Bingung dengan penjelasan ini? Bisa lihat peta rute tempuhku di bawah ini, atau paling gampang ya tanya warga. Dari Berbah itu warganya sudah ngerti kok. Malu bertanya sesat di jalan kan?

masi penasaran banget sama candi abang. agendain ke situ ah
ke sini mbaaakk, wajib inih.
😀
wah artikel lawasku di-share 😀
jadi kelingan jamanku KKN dulu, waktu itu candi Abang masih sepi bingits
Aku salut sama usahamu mau nyepeda ke sana. Ya mungkin krn kamu lagi sakit dan mungkin juga karena sepedanya nggak pas jadinya malah “menderita”, hahaha. Tapi yakin deh, kalau udah terbiasa nyepeda, nyepeda dari Pogung ke Candi Abang itu nggak terlalu capek kok. 😉
kayaknya karena udah lama gak nyepeda mas plus dudukannya emang tipis, kalo sakit sih bukan halangan 😀
soalnya kalo diingat-ingat lagi, sebenernya nggak jauh emang 😀
keren lant… >.<
ngoahahaha aku emang keren njar
menurut aku sih di candi abang nggak perlu ada jalur kereta gantung.

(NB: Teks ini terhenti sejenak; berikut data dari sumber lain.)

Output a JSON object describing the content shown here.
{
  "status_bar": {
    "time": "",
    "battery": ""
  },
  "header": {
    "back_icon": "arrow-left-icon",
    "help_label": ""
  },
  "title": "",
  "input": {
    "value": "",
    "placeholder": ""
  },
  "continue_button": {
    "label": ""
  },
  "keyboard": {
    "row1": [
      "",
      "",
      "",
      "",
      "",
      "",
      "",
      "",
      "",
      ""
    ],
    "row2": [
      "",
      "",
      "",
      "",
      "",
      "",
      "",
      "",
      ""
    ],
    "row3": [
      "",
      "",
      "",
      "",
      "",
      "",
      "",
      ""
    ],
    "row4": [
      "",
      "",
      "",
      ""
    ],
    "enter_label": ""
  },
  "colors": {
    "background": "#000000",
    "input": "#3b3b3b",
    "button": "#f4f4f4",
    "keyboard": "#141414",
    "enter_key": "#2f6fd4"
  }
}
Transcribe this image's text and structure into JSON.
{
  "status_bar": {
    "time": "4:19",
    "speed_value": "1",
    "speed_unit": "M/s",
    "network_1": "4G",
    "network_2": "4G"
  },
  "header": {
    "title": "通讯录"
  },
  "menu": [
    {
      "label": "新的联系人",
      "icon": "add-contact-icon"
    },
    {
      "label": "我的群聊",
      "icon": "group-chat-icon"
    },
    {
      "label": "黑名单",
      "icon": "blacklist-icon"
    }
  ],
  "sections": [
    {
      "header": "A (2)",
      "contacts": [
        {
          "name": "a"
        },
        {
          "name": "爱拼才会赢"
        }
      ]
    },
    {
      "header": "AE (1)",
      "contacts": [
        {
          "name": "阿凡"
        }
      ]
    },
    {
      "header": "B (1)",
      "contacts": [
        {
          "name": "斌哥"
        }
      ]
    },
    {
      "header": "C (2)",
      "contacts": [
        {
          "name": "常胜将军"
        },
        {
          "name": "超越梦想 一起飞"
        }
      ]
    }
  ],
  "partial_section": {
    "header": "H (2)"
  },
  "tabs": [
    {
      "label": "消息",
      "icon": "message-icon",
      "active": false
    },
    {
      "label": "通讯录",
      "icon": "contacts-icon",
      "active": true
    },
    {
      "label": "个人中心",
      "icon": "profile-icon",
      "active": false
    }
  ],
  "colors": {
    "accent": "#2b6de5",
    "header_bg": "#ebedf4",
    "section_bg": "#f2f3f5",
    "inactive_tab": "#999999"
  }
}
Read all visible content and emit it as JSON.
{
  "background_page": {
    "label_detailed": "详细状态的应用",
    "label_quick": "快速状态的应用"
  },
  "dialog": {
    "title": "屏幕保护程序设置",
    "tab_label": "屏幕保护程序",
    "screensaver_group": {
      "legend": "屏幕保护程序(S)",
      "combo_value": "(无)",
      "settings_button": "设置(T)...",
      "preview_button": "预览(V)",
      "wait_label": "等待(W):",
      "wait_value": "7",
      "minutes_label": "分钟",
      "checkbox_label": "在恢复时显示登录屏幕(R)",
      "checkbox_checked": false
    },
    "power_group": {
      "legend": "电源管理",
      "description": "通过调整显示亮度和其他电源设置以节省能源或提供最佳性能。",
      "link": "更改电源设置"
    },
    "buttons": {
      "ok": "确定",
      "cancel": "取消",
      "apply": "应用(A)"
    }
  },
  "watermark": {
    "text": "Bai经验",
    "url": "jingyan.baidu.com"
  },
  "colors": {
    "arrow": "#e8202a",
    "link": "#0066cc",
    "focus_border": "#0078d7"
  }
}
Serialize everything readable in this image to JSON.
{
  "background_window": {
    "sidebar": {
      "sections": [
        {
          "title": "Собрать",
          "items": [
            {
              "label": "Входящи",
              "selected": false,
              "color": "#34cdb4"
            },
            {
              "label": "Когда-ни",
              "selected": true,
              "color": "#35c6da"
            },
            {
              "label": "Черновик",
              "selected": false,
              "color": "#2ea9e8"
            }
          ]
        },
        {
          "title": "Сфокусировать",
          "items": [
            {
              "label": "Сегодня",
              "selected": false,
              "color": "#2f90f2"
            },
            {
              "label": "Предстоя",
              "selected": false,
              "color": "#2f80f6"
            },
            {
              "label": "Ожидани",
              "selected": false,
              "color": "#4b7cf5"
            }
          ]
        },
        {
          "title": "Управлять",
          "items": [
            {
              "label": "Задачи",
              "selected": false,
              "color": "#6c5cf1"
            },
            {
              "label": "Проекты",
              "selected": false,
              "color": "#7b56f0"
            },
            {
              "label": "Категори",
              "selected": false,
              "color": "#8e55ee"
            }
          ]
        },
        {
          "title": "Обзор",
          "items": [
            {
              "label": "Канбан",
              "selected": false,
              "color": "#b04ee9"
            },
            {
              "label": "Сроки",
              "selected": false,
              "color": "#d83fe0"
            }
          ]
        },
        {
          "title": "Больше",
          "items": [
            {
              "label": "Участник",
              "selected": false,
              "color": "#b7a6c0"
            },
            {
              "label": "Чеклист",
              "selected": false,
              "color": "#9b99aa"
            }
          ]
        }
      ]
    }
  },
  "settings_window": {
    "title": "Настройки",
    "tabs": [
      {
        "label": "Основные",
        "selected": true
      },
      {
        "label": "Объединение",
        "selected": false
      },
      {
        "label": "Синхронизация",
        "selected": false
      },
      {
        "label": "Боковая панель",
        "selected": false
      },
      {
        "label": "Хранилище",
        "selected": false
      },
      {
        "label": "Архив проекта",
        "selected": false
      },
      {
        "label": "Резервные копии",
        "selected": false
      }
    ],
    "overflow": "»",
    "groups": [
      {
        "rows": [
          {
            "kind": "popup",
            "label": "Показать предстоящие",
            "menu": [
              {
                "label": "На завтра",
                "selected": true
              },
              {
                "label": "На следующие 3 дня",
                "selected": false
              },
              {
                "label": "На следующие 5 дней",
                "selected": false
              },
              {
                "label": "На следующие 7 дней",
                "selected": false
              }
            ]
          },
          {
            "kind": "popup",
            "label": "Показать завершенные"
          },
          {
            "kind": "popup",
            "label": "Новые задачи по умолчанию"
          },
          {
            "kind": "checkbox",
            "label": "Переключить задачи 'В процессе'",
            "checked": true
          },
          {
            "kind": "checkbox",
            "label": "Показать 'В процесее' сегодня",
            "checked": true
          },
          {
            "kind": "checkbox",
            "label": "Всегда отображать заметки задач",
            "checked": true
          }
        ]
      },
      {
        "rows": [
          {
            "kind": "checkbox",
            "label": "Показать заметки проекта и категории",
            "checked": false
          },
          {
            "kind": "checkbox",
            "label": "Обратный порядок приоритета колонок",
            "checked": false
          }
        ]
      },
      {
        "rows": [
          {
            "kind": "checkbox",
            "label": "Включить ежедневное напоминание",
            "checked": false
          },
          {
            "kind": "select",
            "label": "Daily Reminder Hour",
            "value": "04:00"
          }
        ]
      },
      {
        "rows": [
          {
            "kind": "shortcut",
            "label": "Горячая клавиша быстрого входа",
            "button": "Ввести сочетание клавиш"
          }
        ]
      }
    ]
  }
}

kasihan buat orang-orang kayak kamu, digantungin emang nggak enak kan.. #laahh
apeeeu mbaaak -_____-“
tuh kan jadi galau bacanya 🙁 tapi sunsetnya kece~ :3 sepedaan kesana lagi yok~ aku mau ikut~ dah lama ga sepedaan xixixi
ayook maass, entar aku cari pinjeman sepeda yang lain yang dudukan sepedanya lebih empuk :3
Selalu bahagia kalau melihat perubahan akses menuju Candi Abang yang sekarang sudah beraspal (walau bayar parkir). Sering aku kalau sore sengaja gowes kesini dan melihat senja 🙂
ahaha, tapi kalo gowes dibawa ke atas gak apa2 mas. masih free 😀
senja-nya emang syahdu di sini. tapi mau nyobain yang di Candi Ijo jugak 😀
What a splendid sunset. Selama ini saya menyangka kalau sunset terbaik itu cuma ada di pesisir, tapi dari atas bukit pun bagus juga ternyata.
Selamat tahun baru!
hehehe sesekali coba di ketinggian juga bagus kok 🙂
Selamat Tahun Baru juga 🙂
Jadi kamu jomblo ??? dari jogja sendirian mau bunuh diri #LemparKancut hahahaha
iya mas cum, :’)
belum nemu cewek yg pas di kancut, eh di hati maksudnya
Jadi mau di cocokin dulu kancut mu ama kancut dia ??? kalo pas baru di jadiin pacar ??? hahahah
iya, kalo beda berarti kan lawan jenis #MalahBahasKancut
Touring edisi depan mau ke jogja, semoga bisa mapir ke sini. Btw, jadi terinspirasi bikin blog travelling juga.
hahaaha yo semoga pam 🙂
bikin aee
huaaa… fotonya keren2 banget mas…
aku malah baru ngeh ni ada candi abang (kemana aja yah) 😉
aku juga baru tau dari mas-mas yg linknya aku backlink tadi 😀
wah makasiih
Ya elah, mbloo. Kasian amat ke Candi Abang sendirian, mblooo. Nggak sekalian gelindingan di sana? #laluditendang
Candi Abang ini menarik. Wujudnya nggak kayak candi pada umumnya, tapi malah kayak bukit Teletubbies. Coba pas bagian percakapan itu kamu lebay-in, pasti kocak 😀
hehehe itu real convo kok :p
mau gelindingan lhoh tapi ramee -_-
*kenalan*
Saya adalah pengagum fajar dan senja, jadi next time temani saya berburu senja di sana yaa. Foto-foto senja di Candi Abang di artikel ini sadis!
oh pengagum fajar dan senja ya mas. salam kenal, kalo aku pengagum wanita-wanita cantik yang mau sama aku. :3
eh sama wisata dan makan gratis sih 😀
HUahaha, yuk ah jangan ninggalin Jogja dulu tapi :3
wkwkw wah mas ternyata nasib pejalan adalah sendiri dan tanpa henti heheh….sabar ya mas…suka romantsinya kapan” ajak saya jalan ya mas tseeehh lempar sendal bang cumiy sm mas wijna haha deehh
hahaha boleh boleh mas angkid 😀
Candi Abang dengan nuansa foto yang abang juga.
Baca komennya Cumi, muka ikutan abang juga. 😀
Jempol deh. 🙂
@nuzululpunya
hahha ya begitu mas cumi emang duta kancut indonesia :p
Candi Abang ini apakah ada bentuk candinya?
kalo candi dalam bentuk candi nggak ada mas Farchan, udah ketutup dan jadi bukit itu 😀
keren bgt mas, boleh tuh di agendain :3
http://cafevixion.blogspot.com/2015/03/pesona-air-terjun-kedung-kandang.html
hahaha yuk cus diagendakan ke sini 🙂
lama ga main ke candi ini..
sudah rame banget kalau wiken xixixi..
wah iya lama juga aku nggak ke candi :((
Udah sering kesitu gan tapi nggak pernah bosen
hehehe
N sekarang udah ada warung n parkirannya
iya kita harus parkir dulu terus jalan kaki. kalo warung, aku baru tau hehehe.